Exactly one year ago, California State Governor Jerry Brown declared a state of emergency after a Plains All-American pipeline ruptured off the coast of Refugio State Beach in Santa Barbara, spewing over 123,000 gallons of oil into the Pacific Ocean.Assisted by wind and currents, the oil spread like wildfire, fouling miles and miles of our beautiful coastline. Oil was washing up on our beaches, sticking between our toes, and dealing a catastrophic blow to the local wildlife.

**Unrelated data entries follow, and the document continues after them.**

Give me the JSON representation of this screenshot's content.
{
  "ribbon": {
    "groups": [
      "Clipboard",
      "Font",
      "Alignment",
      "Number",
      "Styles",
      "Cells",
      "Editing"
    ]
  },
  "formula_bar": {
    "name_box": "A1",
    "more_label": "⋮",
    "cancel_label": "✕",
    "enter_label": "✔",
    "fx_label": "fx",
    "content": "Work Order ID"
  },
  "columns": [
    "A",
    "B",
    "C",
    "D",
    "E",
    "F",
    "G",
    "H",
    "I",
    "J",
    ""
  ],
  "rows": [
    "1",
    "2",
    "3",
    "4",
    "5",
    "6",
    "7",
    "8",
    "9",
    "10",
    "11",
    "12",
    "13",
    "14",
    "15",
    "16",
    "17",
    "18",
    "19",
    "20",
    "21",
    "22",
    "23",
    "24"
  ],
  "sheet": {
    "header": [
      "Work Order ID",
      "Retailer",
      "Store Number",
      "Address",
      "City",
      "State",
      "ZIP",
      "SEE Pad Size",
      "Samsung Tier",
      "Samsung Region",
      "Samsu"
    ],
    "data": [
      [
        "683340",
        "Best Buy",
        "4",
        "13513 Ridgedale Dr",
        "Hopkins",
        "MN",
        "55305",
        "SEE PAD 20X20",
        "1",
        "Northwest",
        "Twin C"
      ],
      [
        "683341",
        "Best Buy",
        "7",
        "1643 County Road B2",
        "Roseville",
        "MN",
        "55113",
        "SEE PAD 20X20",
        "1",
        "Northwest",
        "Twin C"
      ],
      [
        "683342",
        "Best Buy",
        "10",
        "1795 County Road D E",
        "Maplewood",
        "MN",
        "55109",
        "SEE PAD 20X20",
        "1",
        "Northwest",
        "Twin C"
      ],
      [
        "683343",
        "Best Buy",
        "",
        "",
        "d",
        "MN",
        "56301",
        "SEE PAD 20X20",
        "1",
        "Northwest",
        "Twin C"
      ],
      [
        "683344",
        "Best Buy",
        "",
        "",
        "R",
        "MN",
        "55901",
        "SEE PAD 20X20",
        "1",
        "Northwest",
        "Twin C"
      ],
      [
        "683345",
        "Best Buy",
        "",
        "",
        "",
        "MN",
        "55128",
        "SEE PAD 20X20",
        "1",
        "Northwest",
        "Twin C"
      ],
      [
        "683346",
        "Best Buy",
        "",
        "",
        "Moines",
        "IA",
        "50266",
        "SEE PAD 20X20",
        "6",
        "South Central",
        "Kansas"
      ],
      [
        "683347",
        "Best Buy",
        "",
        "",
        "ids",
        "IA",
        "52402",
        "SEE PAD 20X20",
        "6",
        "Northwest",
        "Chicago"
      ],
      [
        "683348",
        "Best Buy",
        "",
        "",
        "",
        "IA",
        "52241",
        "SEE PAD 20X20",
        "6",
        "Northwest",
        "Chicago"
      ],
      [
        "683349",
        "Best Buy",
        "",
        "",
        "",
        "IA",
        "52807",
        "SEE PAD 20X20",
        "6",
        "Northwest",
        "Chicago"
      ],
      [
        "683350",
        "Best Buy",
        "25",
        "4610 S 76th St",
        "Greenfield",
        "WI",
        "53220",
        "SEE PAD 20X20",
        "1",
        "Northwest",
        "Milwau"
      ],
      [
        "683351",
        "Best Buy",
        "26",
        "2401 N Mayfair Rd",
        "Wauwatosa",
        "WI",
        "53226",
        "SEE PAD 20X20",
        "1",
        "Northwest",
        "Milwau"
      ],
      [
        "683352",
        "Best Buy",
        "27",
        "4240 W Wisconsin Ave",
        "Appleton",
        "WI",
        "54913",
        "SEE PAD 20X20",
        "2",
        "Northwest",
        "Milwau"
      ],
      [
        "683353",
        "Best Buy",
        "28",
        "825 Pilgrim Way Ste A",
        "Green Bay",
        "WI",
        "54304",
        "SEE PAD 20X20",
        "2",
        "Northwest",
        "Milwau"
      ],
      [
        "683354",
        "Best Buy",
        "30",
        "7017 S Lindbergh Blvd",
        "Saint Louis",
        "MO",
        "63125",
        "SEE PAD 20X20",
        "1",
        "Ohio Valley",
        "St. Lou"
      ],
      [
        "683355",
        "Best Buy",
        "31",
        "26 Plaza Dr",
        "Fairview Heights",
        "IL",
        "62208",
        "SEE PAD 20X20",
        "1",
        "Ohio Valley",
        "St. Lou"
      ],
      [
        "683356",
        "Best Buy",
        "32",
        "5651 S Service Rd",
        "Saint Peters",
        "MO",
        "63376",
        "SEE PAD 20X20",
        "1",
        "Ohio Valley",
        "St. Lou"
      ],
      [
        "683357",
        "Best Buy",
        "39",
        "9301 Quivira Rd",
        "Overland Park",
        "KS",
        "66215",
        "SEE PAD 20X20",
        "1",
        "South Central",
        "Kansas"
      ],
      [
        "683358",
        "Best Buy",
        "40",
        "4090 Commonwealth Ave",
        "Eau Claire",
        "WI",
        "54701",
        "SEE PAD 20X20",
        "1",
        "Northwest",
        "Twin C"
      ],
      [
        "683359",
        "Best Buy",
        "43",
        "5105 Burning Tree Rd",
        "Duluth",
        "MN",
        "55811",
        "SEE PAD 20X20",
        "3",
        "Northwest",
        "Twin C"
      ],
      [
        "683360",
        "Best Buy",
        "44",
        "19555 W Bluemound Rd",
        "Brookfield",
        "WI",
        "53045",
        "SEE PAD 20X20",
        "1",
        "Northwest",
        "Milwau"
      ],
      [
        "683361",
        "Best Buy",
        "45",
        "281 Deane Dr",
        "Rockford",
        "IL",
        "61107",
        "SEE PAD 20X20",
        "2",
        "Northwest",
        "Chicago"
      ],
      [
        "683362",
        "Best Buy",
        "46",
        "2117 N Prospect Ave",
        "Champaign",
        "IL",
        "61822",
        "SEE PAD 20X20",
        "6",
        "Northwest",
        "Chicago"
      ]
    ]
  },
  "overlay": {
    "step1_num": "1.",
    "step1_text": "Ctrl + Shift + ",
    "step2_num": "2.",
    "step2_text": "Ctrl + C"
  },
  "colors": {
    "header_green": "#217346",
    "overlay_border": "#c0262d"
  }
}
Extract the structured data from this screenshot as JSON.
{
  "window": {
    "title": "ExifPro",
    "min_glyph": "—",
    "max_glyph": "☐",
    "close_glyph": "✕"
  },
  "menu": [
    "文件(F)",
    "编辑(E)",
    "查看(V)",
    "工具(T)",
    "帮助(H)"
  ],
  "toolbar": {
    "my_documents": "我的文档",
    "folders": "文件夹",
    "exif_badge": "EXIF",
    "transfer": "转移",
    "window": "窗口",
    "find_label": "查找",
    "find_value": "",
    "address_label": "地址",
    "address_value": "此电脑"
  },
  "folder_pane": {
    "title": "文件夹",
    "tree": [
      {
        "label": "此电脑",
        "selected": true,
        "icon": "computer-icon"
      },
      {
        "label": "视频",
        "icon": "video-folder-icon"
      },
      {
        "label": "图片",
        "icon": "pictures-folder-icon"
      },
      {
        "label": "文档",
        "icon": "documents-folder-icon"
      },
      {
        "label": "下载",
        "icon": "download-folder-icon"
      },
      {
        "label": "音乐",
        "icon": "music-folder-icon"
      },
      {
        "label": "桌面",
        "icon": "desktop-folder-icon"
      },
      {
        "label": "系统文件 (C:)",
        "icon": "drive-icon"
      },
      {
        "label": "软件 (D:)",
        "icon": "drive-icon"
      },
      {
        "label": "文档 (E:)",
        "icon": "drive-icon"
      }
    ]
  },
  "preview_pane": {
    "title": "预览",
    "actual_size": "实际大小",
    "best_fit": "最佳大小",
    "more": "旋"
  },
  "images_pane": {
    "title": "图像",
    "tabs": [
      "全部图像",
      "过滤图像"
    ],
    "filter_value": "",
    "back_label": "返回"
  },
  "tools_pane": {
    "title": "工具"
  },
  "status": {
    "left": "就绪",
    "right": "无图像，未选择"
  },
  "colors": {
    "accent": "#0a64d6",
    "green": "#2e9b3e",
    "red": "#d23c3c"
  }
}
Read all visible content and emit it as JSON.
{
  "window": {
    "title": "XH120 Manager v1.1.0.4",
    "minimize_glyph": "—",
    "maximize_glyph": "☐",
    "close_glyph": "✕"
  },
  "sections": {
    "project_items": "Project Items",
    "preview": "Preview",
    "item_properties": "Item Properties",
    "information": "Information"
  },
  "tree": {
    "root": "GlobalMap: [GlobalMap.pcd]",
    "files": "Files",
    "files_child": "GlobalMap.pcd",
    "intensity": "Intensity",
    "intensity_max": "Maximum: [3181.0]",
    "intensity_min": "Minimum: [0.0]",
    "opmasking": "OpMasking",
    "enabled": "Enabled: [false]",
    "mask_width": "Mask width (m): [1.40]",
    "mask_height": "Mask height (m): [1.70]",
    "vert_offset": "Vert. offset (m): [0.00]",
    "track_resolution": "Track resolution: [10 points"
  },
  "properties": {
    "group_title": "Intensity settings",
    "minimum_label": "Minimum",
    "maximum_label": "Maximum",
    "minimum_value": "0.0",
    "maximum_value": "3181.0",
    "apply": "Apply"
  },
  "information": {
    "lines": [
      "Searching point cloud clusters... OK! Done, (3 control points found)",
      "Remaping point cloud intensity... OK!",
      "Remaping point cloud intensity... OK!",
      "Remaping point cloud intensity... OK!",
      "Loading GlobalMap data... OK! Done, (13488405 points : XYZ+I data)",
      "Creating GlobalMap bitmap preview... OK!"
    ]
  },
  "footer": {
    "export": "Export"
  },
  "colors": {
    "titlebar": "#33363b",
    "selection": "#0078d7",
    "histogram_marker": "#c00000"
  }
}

Now, the Houston-based pipeline company has been indicted in California on 46 criminal charges, including four felony charges after they “failed on multiple levels to prevent, detect, and respond to the incident,” a federal pipeline administrator said in a press release on Thursday.
Returned by a Santa Barbara County grand jury on Monday, the indictment accuses Plains All-American Pipeline of four negligent felonies, including knowingly discharging a pollutant into state waters. The majority of the remaining 42 misdemeanor counts relate to wildlife losses that federal inspectors have found was the result of a badly worn pipeline.
Oil-drenched pelican shows the immense environmental damage caused by the spill. Photo: Carolyn Cole
Oil-drenched pelican shows the immense environmental damage caused by the spill. Photo: Carolyn Cole
“What happened is completely unacceptable,” Marie Therese Dominguez, administrator of the Pipeline and Hazardous Materials Safety Administration, told Reuters. “Inadequate assessment of the safety of this line and faulty planning made matters worse.”
Further investigation of the incident revealed that a negligent operator failed to properly analyze data from a tool that is used to detect corrosion of the pipeline. Linda Daugherty, deputy associate administrator for field operations for the pipeline administration, said response to the spill was delayed when an operator in Midland, Texas was working on a routine and unrelated problem.
“He asked the supervisor to inhibit the alarms so he wouldn’t have to keep receiving the alarms,” Daugherty told Reuters. “Unfortunately, at the same time the line failed. The controller did not receive notice of the failure of the pipeline until a delayed time.”
Although the indictment won’t reverse the devastating effects of the spill, it’s great to hear there is a sense of accountability within the industry. We can no longer accept oil spills as the status quo. And nothing will change by allowing these big companies to get off the hook with a small fine and a slap on the wrist. It’s about time that oil companies accept responsibility and set a precedent of high safety standards within the industry.